House debates

Wednesday, 19 August 2015

Statements by Members

Lalor Electorate: Centenary of Anzac

9:54 am

Photo of Joanne RyanJoanne Ryan (Lalor, Australian Labor Party) Share this | | Hansard source

I rise today to share with the House an event that occurred in the electorate of Lalor on 17 July. That day I joined Senator Ronaldson, Professor Janet Butler, author of Kitty's War, an historian from La Trobe University, Wyndham Mayor Peter Maynard, Colonel Jan McCarthy and Mrs Pat McIntyre from the Returned Nurses Club of Victoria, Les Sanderson, proud President of the Little River Historical Society, family and friends of Sister Kit McNaughton and Sister Sadie McIntosh of Little River. We joined and gathered to unveil a commemorative statue honouring nurses who served in World War I. The statue pays specific tribute to Kit McNaughton and Sadie McIntosh—cousins, who left Little River to serve their country.

On 17 July it was 100 years since the Sister Kit McNaughton sailed on the Orsova for Egypt. Janet Butler shared some facts with us about their travel overseas and their war service. Sisters McNaughton and McIntosh were in the thick of things, though their experiences again were typical of all the nurses who served. Both travelled first to Egypt where they nursed in hospitals created in converted hotels. Sadie McIntosh then moved to care for soldiers suffering from what we would now see as frightening infectious diseases at the Military Infectious Hospital in Egypt. This was a time when there were no antibiotics, and it was nursing that made all the difference. Kit meanwhile travelled to Lemnos Island near Gallipoli where, in tents, in a hospital camp where women were not expected to be, and in harsh conditions, she nursed the Gallipoli wounded and ill.

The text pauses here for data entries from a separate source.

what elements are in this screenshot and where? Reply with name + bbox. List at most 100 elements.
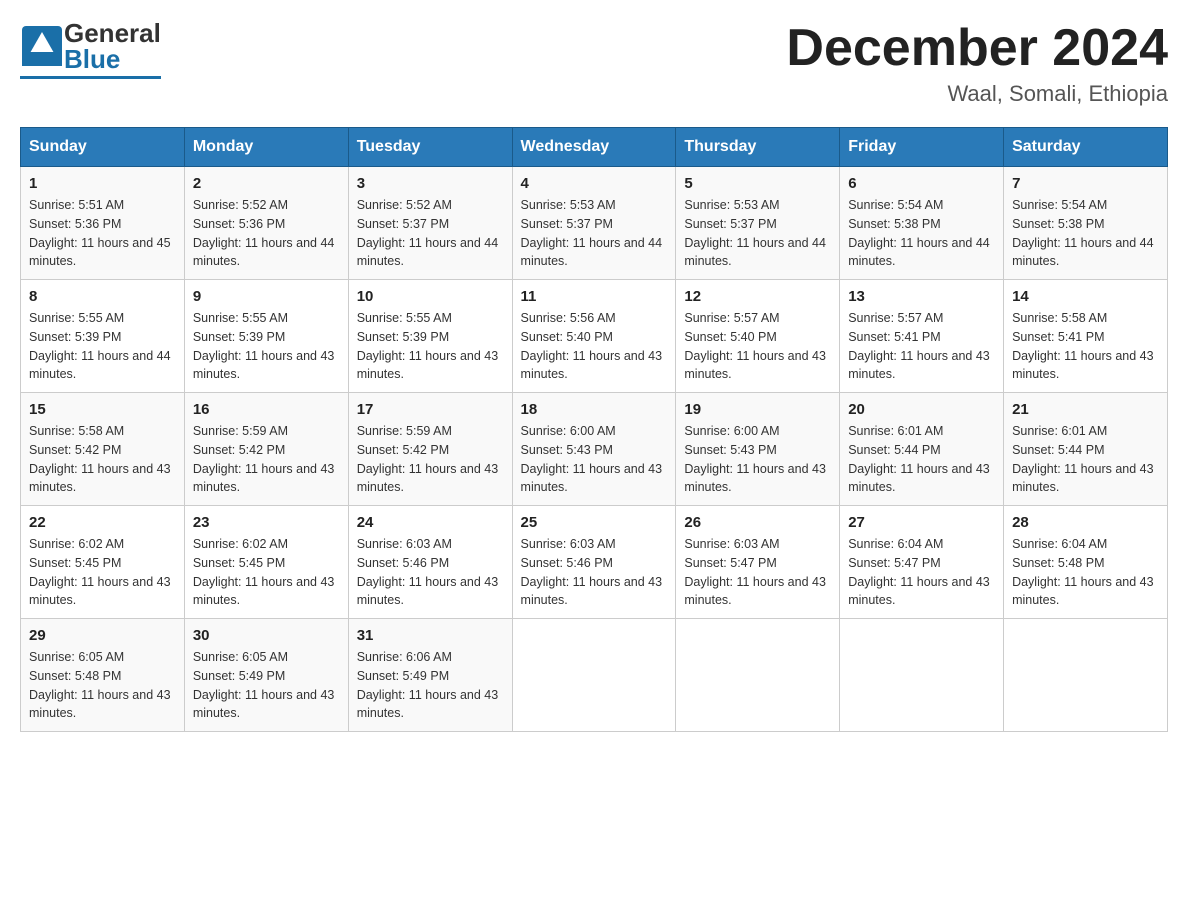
day-info: Sunrise: 5:51 AMSunset: 5:36 PMDaylight:… [29,198,171,268]
calendar-cell: 28 Sunrise: 6:04 AMSunset: 5:48 PMDaylig… [1004,506,1168,619]
logo-general-text: General [64,20,161,46]
calendar-week-row: 29 Sunrise: 6:05 AMSunset: 5:48 PMDaylig… [21,619,1168,732]
page-header: General Blue December 2024 Waal, Somali,… [20,20,1168,107]
calendar-cell: 3 Sunrise: 5:52 AMSunset: 5:37 PMDayligh… [348,167,512,280]
day-number: 25 [521,514,668,531]
day-info: Sunrise: 5:56 AMSunset: 5:40 PMDaylight:… [521,311,663,381]
day-info: Sunrise: 5:58 AMSunset: 5:42 PMDaylight:… [29,424,171,494]
day-info: Sunrise: 5:55 AMSunset: 5:39 PMDaylight:… [193,311,335,381]
day-number: 1 [29,175,176,192]
day-info: Sunrise: 5:55 AMSunset: 5:39 PMDaylight:… [357,311,499,381]
day-info: Sunrise: 6:01 AMSunset: 5:44 PMDaylight:… [1012,424,1154,494]
day-info: Sunrise: 5:59 AMSunset: 5:42 PMDaylight:… [193,424,335,494]
day-number: 26 [684,514,831,531]
day-info: Sunrise: 6:02 AMSunset: 5:45 PMDaylight:… [193,537,335,607]
day-number: 2 [193,175,340,192]
calendar-cell: 6 Sunrise: 5:54 AMSunset: 5:38 PMDayligh… [840,167,1004,280]
day-info: Sunrise: 5:55 AMSunset: 5:39 PMDaylight:… [29,311,171,381]
day-number: 3 [357,175,504,192]
day-number: 21 [1012,401,1159,418]
calendar-table: Sunday Monday Tuesday Wednesday Thursday… [20,127,1168,732]
day-info: Sunrise: 6:03 AMSunset: 5:46 PMDaylight:… [521,537,663,607]
calendar-cell: 12 Sunrise: 5:57 AMSunset: 5:40 PMDaylig… [676,280,840,393]
calendar-cell [676,619,840,732]
day-info: Sunrise: 5:52 AMSunset: 5:37 PMDaylight:… [357,198,499,268]
day-info: Sunrise: 6:00 AMSunset: 5:43 PMDaylight:… [521,424,663,494]
day-number: 7 [1012,175,1159,192]
calendar-cell: 27 Sunrise: 6:04 AMSunset: 5:47 PMDaylig… [840,506,1004,619]
calendar-cell: 1 Sunrise: 5:51 AMSunset: 5:36 PMDayligh… [21,167,185,280]
logo-icon [20,24,64,68]
calendar-cell: 7 Sunrise: 5:54 AMSunset: 5:38 PMDayligh… [1004,167,1168,280]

In 1916, after the evacuation of Australians from Gallipoli Sadie stayed on to nurse the soldiers, including the light horsemen, in the desert campaigns in Sinai and Palestine, while Kit travelled with her hospital to the Western Front. After a stint in England Sadie would follow her. In different hospitals both experienced the rush and horrific casualties of the battle of the Somme. Kit would serve at a clearing station during the Battle of Passchendaele a year later when she came under fire, and Sadie's own hospital would come under threat during the German advance a year later. Through it all the nurses made it a point of honour not to complain. The Australian nurses' service was recognised with 388 decorations, including 42 Royal Red Crosses, military nursing's highest honour, which Kit was awarded on her way home in 1919.

I was proud that day to be part of the community while we acknowledged the contribution made by these courageous, compassionate women who served so professionally and, in doing so, changed the world. They were, as history teaches us, changed by war but were equally change agents in the theatre of war and on their return to civilian life. I am pleased to see that we have a memorial in the electorate of Lalor and in Little River in particular.